What logs are most useful for detecting suspicious activity?
- IIS logs for OWA and EWS request patterns.
- Exchange HttpProxy logs, especially EWS and OWA paths.
- WAF, reverse proxy, and load balancer logs if they capture query strings or request bodies.
- DNS, proxy, and firewall logs showing outbound requests from Exchange servers.
- EDR telemetry showing Exchange processes accessing unusual local files.
- Identity logs showing abnormal behavior by low-privileged mailbox users.
- The best signal is correlation across user action, EWS or attachment activity, outbound request, and unusual file access.
Does Extended Protection fix CVE-2026-45504?
- No, Extended Protection should not be treated as the direct fix for CVE-2026-45504.
- The direct remediation is the correct Exchange security update.

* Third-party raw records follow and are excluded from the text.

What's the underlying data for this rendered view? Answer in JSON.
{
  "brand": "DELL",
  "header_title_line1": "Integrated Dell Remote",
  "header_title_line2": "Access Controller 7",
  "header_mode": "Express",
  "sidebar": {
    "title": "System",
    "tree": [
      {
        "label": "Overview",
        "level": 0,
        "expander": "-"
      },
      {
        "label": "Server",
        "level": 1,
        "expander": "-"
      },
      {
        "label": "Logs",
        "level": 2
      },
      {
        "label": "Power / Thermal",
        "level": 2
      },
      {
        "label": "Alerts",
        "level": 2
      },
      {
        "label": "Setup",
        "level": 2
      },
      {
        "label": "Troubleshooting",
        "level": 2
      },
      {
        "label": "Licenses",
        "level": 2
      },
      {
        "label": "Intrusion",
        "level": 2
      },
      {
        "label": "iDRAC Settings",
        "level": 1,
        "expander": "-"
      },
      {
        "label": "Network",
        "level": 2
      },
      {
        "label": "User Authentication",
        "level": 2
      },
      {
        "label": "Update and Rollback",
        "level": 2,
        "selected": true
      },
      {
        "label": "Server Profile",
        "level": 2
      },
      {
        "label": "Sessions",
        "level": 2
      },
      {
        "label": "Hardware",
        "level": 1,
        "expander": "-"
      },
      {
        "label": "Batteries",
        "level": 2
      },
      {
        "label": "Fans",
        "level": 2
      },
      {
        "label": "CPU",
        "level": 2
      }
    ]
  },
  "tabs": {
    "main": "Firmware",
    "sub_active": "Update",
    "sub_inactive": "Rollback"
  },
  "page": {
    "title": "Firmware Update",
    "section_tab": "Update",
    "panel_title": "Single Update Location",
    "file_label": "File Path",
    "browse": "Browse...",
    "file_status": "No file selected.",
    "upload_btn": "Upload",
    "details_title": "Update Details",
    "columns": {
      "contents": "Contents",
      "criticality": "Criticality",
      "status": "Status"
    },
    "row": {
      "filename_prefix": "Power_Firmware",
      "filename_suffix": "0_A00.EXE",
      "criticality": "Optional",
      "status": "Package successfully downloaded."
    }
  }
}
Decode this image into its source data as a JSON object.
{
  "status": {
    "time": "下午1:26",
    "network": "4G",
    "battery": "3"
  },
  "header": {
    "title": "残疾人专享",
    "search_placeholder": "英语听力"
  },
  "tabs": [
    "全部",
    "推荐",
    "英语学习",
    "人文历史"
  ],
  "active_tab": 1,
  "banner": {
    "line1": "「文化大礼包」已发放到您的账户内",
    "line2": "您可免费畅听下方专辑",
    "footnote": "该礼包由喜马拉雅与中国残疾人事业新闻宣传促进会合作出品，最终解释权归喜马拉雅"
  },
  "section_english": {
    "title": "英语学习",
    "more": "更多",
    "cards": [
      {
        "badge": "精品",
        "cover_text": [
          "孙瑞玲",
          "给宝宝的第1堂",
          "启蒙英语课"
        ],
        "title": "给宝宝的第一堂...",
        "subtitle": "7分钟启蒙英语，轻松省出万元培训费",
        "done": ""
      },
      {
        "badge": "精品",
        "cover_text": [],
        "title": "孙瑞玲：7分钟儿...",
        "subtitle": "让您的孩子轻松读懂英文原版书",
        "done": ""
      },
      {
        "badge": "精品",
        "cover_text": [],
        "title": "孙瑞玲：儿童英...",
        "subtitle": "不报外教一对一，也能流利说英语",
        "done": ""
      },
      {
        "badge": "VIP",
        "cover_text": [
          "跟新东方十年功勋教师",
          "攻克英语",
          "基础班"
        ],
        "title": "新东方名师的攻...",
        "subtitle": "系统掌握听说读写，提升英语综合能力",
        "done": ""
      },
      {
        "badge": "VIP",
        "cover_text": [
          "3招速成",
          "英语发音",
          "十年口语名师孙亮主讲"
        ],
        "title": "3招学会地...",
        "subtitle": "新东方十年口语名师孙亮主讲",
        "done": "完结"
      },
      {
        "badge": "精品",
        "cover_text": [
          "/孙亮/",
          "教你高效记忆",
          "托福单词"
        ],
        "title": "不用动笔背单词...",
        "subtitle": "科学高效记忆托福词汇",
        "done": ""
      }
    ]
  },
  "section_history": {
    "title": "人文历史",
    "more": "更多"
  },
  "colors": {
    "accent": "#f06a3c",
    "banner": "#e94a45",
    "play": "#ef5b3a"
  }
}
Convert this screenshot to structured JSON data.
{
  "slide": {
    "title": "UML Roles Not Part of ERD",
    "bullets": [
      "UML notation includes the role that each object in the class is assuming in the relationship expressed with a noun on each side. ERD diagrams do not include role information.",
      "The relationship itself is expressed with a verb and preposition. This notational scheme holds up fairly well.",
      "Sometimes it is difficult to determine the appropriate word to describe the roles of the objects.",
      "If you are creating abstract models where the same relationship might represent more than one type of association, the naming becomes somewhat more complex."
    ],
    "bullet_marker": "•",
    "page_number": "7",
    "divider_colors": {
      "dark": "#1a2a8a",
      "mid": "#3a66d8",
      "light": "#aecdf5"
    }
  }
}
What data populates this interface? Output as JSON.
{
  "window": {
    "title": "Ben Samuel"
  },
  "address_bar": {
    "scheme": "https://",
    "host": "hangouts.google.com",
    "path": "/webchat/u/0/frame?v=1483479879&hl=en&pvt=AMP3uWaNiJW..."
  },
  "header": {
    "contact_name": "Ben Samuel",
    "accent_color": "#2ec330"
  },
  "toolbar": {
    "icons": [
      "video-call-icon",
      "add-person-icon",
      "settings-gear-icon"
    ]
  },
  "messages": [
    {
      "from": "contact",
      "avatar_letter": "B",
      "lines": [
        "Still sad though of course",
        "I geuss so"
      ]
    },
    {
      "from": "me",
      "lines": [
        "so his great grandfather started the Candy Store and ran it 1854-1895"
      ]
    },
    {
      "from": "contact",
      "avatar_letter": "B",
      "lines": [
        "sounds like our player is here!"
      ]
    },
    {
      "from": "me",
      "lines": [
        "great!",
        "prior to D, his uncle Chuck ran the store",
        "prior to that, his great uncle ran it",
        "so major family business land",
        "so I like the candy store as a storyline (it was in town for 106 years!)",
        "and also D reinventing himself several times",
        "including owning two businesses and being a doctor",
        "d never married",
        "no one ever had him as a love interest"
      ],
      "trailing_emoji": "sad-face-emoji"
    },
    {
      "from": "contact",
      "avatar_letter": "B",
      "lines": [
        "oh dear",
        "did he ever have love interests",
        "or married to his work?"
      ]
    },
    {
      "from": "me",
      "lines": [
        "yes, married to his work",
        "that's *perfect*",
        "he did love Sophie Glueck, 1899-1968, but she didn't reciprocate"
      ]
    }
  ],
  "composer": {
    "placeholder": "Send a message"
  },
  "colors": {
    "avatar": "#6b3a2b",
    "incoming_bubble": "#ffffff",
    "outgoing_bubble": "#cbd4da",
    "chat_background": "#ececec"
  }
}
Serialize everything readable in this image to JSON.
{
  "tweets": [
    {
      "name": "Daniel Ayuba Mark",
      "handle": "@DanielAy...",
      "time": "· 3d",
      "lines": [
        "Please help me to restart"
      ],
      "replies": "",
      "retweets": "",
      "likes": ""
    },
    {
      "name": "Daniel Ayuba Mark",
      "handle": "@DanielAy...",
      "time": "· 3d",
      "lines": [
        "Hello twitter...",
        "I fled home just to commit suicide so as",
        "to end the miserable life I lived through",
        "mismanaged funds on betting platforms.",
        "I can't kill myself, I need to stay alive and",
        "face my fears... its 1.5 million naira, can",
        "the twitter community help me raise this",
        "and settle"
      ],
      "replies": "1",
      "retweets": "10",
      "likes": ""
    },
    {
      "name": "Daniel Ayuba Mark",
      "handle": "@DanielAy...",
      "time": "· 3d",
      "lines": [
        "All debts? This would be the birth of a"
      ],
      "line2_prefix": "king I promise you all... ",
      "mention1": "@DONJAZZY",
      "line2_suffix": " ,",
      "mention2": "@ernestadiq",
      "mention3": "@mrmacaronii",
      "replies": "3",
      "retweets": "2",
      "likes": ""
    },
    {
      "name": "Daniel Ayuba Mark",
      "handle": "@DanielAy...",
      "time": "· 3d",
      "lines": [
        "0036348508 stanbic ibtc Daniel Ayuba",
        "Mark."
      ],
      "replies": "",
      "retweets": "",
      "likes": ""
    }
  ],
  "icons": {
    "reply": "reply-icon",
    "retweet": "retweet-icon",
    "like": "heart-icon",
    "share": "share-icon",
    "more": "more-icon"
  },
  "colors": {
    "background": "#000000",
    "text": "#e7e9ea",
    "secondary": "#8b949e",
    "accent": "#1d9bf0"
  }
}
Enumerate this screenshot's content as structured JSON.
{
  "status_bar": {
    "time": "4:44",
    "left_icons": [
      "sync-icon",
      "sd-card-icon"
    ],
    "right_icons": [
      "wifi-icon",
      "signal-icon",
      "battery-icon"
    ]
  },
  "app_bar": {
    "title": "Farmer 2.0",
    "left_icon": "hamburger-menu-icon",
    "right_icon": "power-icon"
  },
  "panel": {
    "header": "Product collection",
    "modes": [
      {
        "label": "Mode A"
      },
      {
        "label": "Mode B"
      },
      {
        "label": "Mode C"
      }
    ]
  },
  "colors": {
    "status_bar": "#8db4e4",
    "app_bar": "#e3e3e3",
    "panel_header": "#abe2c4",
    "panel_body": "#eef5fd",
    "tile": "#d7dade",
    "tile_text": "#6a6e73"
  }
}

- Microsoft recommends Extended Protection as Exchange hardening because it helps mitigate authentication relay and man-in-the-middle risks.
- Enable it where supported and tested, but do not use it as a reason to delay the June 2026 Exchange security update.
- After enabling it, run validation to ensure clients, load balancers, and hybrid flows still work as intended.
What should a team do if suspicious file-read activity is found?
- Preserve logs and host telemetry before rotating systems or deleting artifacts.
- Identify the user account, client IP, Exchange endpoint, outbound destination, and time window.
- Determine which files may have been accessed and what secrets or operational details they contained.
- Rotate exposed credentials, service-account passwords, API keys, and certificates where appropriate.
- Review mailbox access and lateral movement indicators.
- Patch affected Exchange servers and verify with HealthChecker.
- Treat the event as an incident, not merely a vulnerability ticket.
Closing judgment
CVE-2026-45504 should be handled as a high-priority Exchange vulnerability because the official SSRF and elevation-of-privilege classification intersects with public research describing a local file-read path. The most defensible response is not panic and not exploit-driven validation. It is disciplined Exchange operations: identify affected builds, install the correct June 2026 security update, run HealthChecker, review EWS and OWA evidence, monitor outbound Exchange traffic, and treat any credible file-read signal as a potential secret-exposure incident.
The vulnerability also reinforces a broader engineering lesson. Server-side URL fetching must be constrained by explicit scheme and destination policy, especially in systems that process attachments, previews, and external document workflows. In Exchange, the cost of getting that boundary wrong is high because the server is not just another web application. It is a trusted communications platform, an identity-adjacent system, and a frequent target for attackers who understand that one mailbox credential can sometimes open the door to much more than email.